Jeffrey Goldberg is a great example of how you never went broke in journalism by turning in sloppy and tendentious work that served the interests of powerful men. The frustrating thing is that he occasionally turns in good and thoughtful work, as with his eloquent piece on the settlement movement in Israel, but then uses it to bolster his self-appointed position as intellectual arbiter of the shtetl. (Ironically, his writing about Jews is shallow and cramped, as with this post about Brooklyn Jews, which is as cliched and outdated as is possible without using the words plotz or shmear.) Much as he poses as a bad-muchacho ex-Mafia reporter, his response to the ridicule he deserves is to, say, have his editor tell people that he’s calling the FBI on his oh-so-threatening critics. Like all such bullies, he’s actually a pussy. 

Anyway, all this is on display with his recent post trying relentlessly to manipulate Ken Roth of Human Rights Watch’s words until Roth concedes some non-existent wrongdoing in raising money from a handful of private Saudi citizens through, among other things, highlighting HRW’s work holding Israel accountable for human rights violations. When a reader takes Goldberg to task for his sloppy implication that HRW shouldn’t "talk to Arab audiences about Israel," he’s horrified at the absurdity — did it not occur to him? — and replies that "perhaps there should be a rule that Human Rights Watch not raise funds in its main target countries." Since HRW criticizes the human-rights practices of every country on earth, presumably that means the organization can collect some space cubits on Alpha Centauri. 

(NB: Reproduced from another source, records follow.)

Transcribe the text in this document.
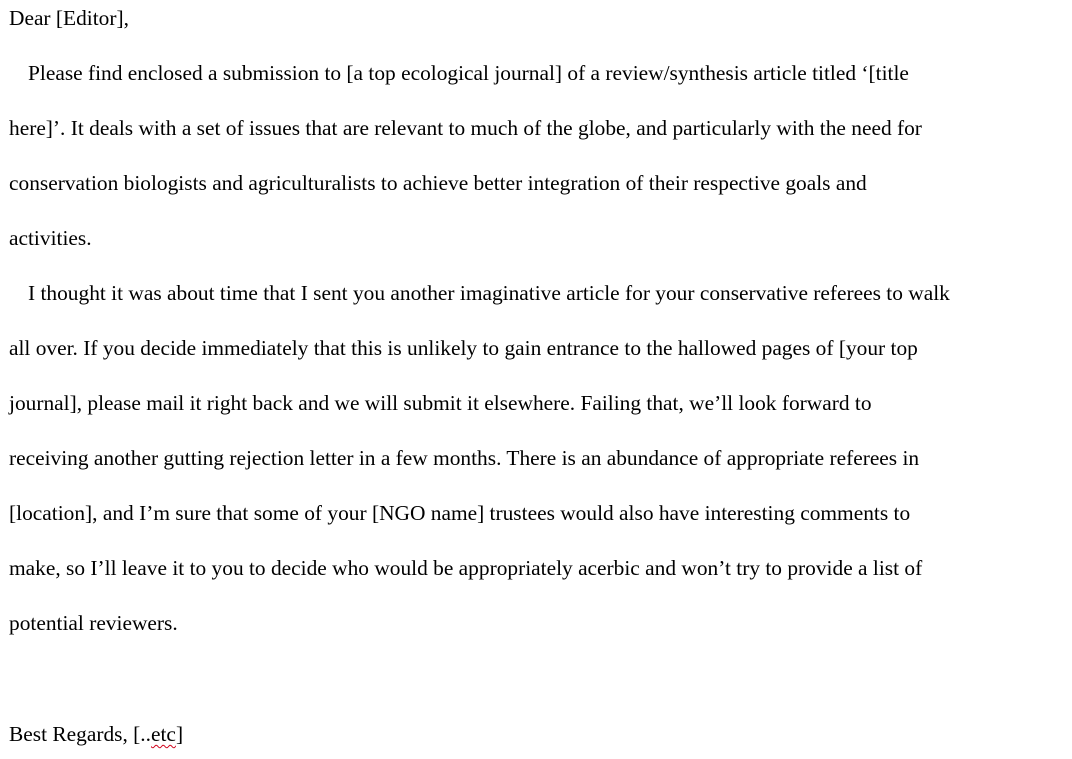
Dear [Editor],
Please find enclosed a submission to [a top ecological journal] of a review/synthesis article titled ‘[title
here]’. It deals with a set of issues that are relevant to much of the globe, and particularly with the need for
conservation biologists and agriculturalists to achieve better integration of their respective goals and
activities.
I thought it was about time that I sent you another imaginative article for your conservative referees to walk
all over. If you decide immediately that this is unlikely to gain entrance to the hallowed pages of [your top
journal], please mail it right back and we will submit it elsewhere. Failing that, we’ll look forward to
receiving another gutting rejection letter in a few months. There is an abundance of appropriate referees in
[location], and I’m sure that some of your [NGO name] trustees would also have interesting comments to
make, so I’ll leave it to you to decide who would be appropriately acerbic and won’t try to provide a list of
potential reviewers.
Best Regards, [..etc]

Matt Duss writes the next chapter, collecting a a reply to Goldberg from HRW’s Sarah Whitson:

In talking about our work, we point out that we are as critical of Israel as we are of every other country in the Middle East. That really comes as a surprise to people in the Middle East when they hear that, because they have the opposite perception.

To which Duss adds: "Discussing the very real and intense hostility that right-wing pro-Israel groups show toward HRW’s reporting — hostility to which Jeffrey Goldberg has, through sloppy and tendentious journalism, now added some weight — is obviously not the same as invoking ‘the Jewish lobby.’" Look out, Duss! When the shtetl police kick at your front door, how you gonna come? 

I get the sense that Goldberg posted his follow-up because he retains a measure of intellectual honesty. Hey fella: cultivate that, yeah? You’re not entirely corrupted, and you don’t seem to even mean to be corrupt. So how about you approach your work with the rigor that the topics you cover deserve?